Students of prominent activist, who is serving a life sentence, have been charged with separatism, rights lawyers said
A Chinese court has sentenced seven students of the jailed Uighur scholar Ilham Tohti in western Xinjiang region to up to eight years in prison in a case that has been criticised by the west, two rights lawyers said.
Tohti, China’s most prominent advocate for the rights of Muslim Uighurs, lost his appeal against a life sentence for separatism in November.
During his trial, he rejected the prosecution’s evidence and said statements made against him by student volunteers who had worked on a website he managed had been made under pressure.
Li Fangping, the lawyer who defended Tohti, said he was told by the students’ lawyer on Monday that they had been sentenced by the intermediate court in Xinjiang’s capital Urumqi.
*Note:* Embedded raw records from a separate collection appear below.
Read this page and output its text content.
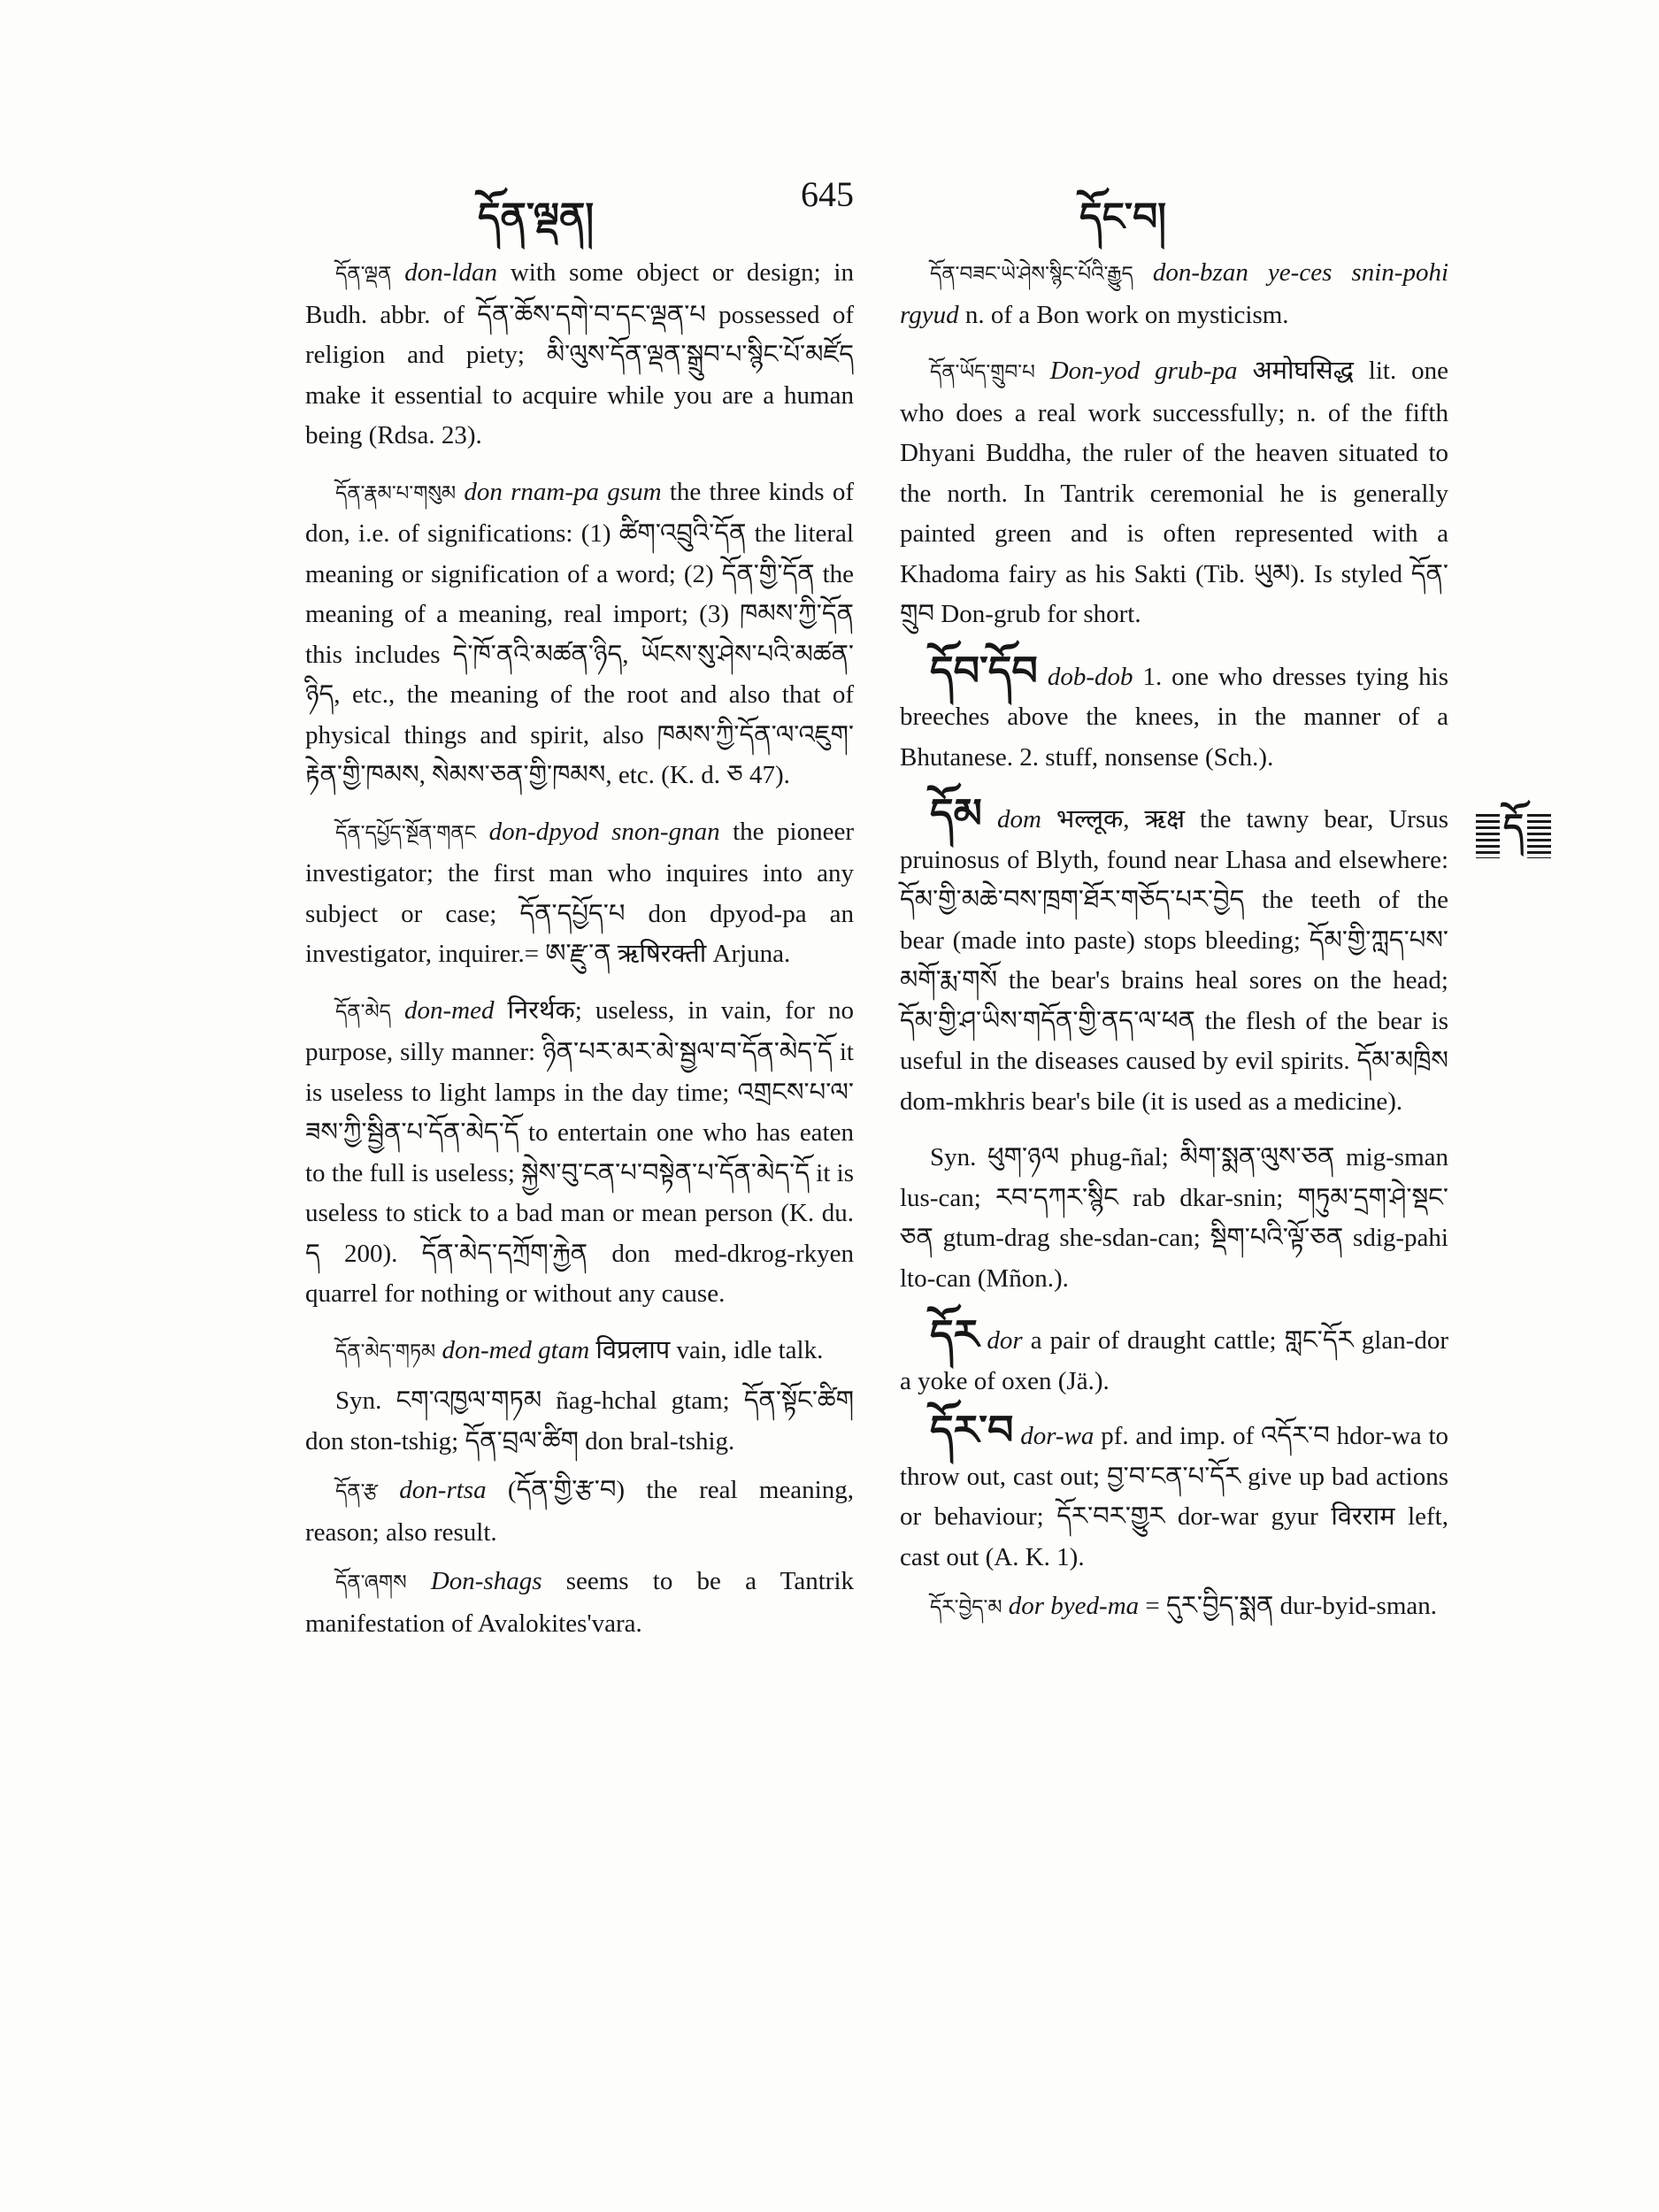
དོན་ལྡན།
645
དོང་བ།

དོན་ལྡན don-ldan with some object or design; in Budh. abbr. of དོན་ཆོས་དགེ་བ་དང་ལྡན་པ possessed of religion and piety; མི་ལུས་དོན་ལྡན་སྒྲུབ་པ་སྙིང་པོ་མཛོད make it essential to acquire while you are a human being (Rdsa. 23).

དོན་རྣམ་པ་གསུམ don rnam-pa gsum the three kinds of don, i.e. of significations: (1) ཚིག་འབྲུའི་དོན the literal meaning or signification of a word; (2) དོན་གྱི་དོན the meaning of a meaning, real import; (3) ཁམས་ཀྱི་དོན this includes དེ་ཁོ་ནའི་མཚན་ཉིད, ཡོངས་སུ་ཤེས་པའི་མཚན་ཉིད, etc., the meaning of the root and also that of physical things and spirit, also ཁམས་ཀྱི་དོན་ལ་འཇུག་རྟེན་གྱི་ཁམས, སེམས་ཅན་གྱི་ཁམས, etc. (K. d. ཅ 47).

དོན་དཔྱོད་སྔོན་གནང don-dpyod snon-gnan the pioneer investigator; the first man who inquires into any subject or case; དོན་དཔྱོད་པ don dpyod-pa an investigator, inquirer.= ཨ་རྫུ་ན ऋषिरक्ती Arjuna.

དོན་མེད don-med निरर्थक; useless, in vain, for no purpose, silly manner: ཉིན་པར་མར་མེ་སྦྱལ་བ་དོན་མེད་དོ it is useless to light lamps in the day time; འགྲངས་པ་ལ་ཟས་ཀྱི་སྦྱིན་པ་དོན་མེད་དོ to entertain one who has eaten to the full is useless; སྐྱེས་བུ་ངན་པ་བསྟེན་པ་དོན་མེད་དོ it is useless to stick to a bad man or mean person (K. du. ད 200). དོན་མེད་དཀྲོག་རྐྱེན don med-dkrog-rkyen quarrel for nothing or without any cause.

དོན་མེད་གཏམ don-med gtam विप्रलाप vain, idle talk.

Syn. ངག་འཁྱལ་གཏམ ñag-hchal gtam; དོན་སྟོང་ཚིག don ston-tshig; དོན་བྲལ་ཚིག don bral-tshig.

དོན་རྩ don-rtsa (དོན་གྱི་རྩ་བ) the real meaning, reason; also result.

དོན་ཞགས Don-shags seems to be a Tantrik manifestation of Avalokites'vara.

དོན་བཟང་ཡེ་ཤེས་སྙིང་པོའི་རྒྱུད don-bzan ye-ces snin-pohi rgyud n. of a Bon work on mysticism.

དོན་ཡོད་གྲུབ་པ Don-yod grub-pa अमोघसिद्ध lit. one who does a real work successfully; n. of the fifth Dhyani Buddha, the ruler of the heaven situated to the north. In Tantrik ceremonial he is generally painted green and is often represented with a Khadoma fairy as his Sakti (Tib. ཡུམ). Is styled དོན་གྲུབ Don-grub for short.

དོབ་དོབ dob-dob 1. one who dresses tying his breeches above the knees, in the manner of a Bhutanese. 2. stuff, nonsense (Sch.).

དོམ dom भल्लूक, ऋक्ष the tawny bear, Ursus pruinosus of Blyth, found near Lhasa and elsewhere: དོམ་གྱི་མཆེ་བས་ཁྲག་ཐོར་གཅོད་པར་བྱེད the teeth of the bear (made into paste) stops bleeding; དོམ་གྱི་ཀླད་པས་མགོ་རྨ་གསོ the bear's brains heal sores on the head; དོམ་གྱི་ཤ་ཡིས་གདོན་གྱི་ནད་ལ་ཕན the flesh of the bear is useful in the diseases caused by evil spirits. དོམ་མཁྲིས dom-mkhris bear's bile (it is used as a medicine).

Syn. ཕུག་ཉལ phug-ñal; མིག་སྨན་ལུས་ཅན mig-sman lus-can; རབ་དཀར་སྙིང rab dkar-snin; གཏུམ་དྲག་ཤེ་སྡང་ཅན gtum-drag she-sdan-can; སྡིག་པའི་ལྟོ་ཅན sdig-pahi lto-can (Mñon.).

དོར dor a pair of draught cattle; གླང་དོར glan-dor a yoke of oxen (Jä.).

དོར་བ dor-wa pf. and imp. of འདོར་བ hdor-wa to throw out, cast out; བྱ་བ་ངན་པ་དོར give up bad actions or behaviour; དོར་བར་གྱུར dor-war gyur विरराम left, cast out (A. K. 1).

དོར་བྱེད་མ dor byed-ma = དུར་བྱིད་སྨན dur-byid-sman.

དོ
Prosecutors had charged the students with separatism, Li said.
“Yesterday we received information of [sentences] between three and eight years,” Li told Reuters. “It’s unclear what condition they are in. It is also unclear if they will appeal.”
Liu Xiaoyuan, another lawyer who defended Tohti, confirmed the sentences. A court official contacted about the case declined to comment.
China’s courts lack independence from the ruling Communist party and appeals in such cases are typically rejected. In severe cases, charges of separatism are punishable by death.
The seven students were separated into two trials in November, one conducted in Chinese and a second in the Uighur language for one student.
China has blamed violent attacks in which hundreds of people have been killed in recent years on Islamist militants from Xinjiang who it says want to establish an independent state called East Turkestan.
China has made no mention of the cases and has not provided names of the students, many of whom had been detained since January. However, rights groups have identified the students.
The Global Times, a tabloid run by the party’s official People’s Daily, said six of the students – Perhat Halmurat, Shohret Nijat, Mutellip Imin, Abduqeyyum Ablimit, Atikem Rozi and Akbar Imin, are Uighur. The seventh student, Luo Yuwei, is from the Yi ethnic minority, the paper said.
The US has called for the release of Tohti and his students.
Prosecutors said Tohti had “bewitched and coerced young ethnic students” on the Uighurbiz.net website he ran. The economics professor said he had never associated with any terrorist organisation and “relied only on pen and paper” to advocate for Uighurs’ rights.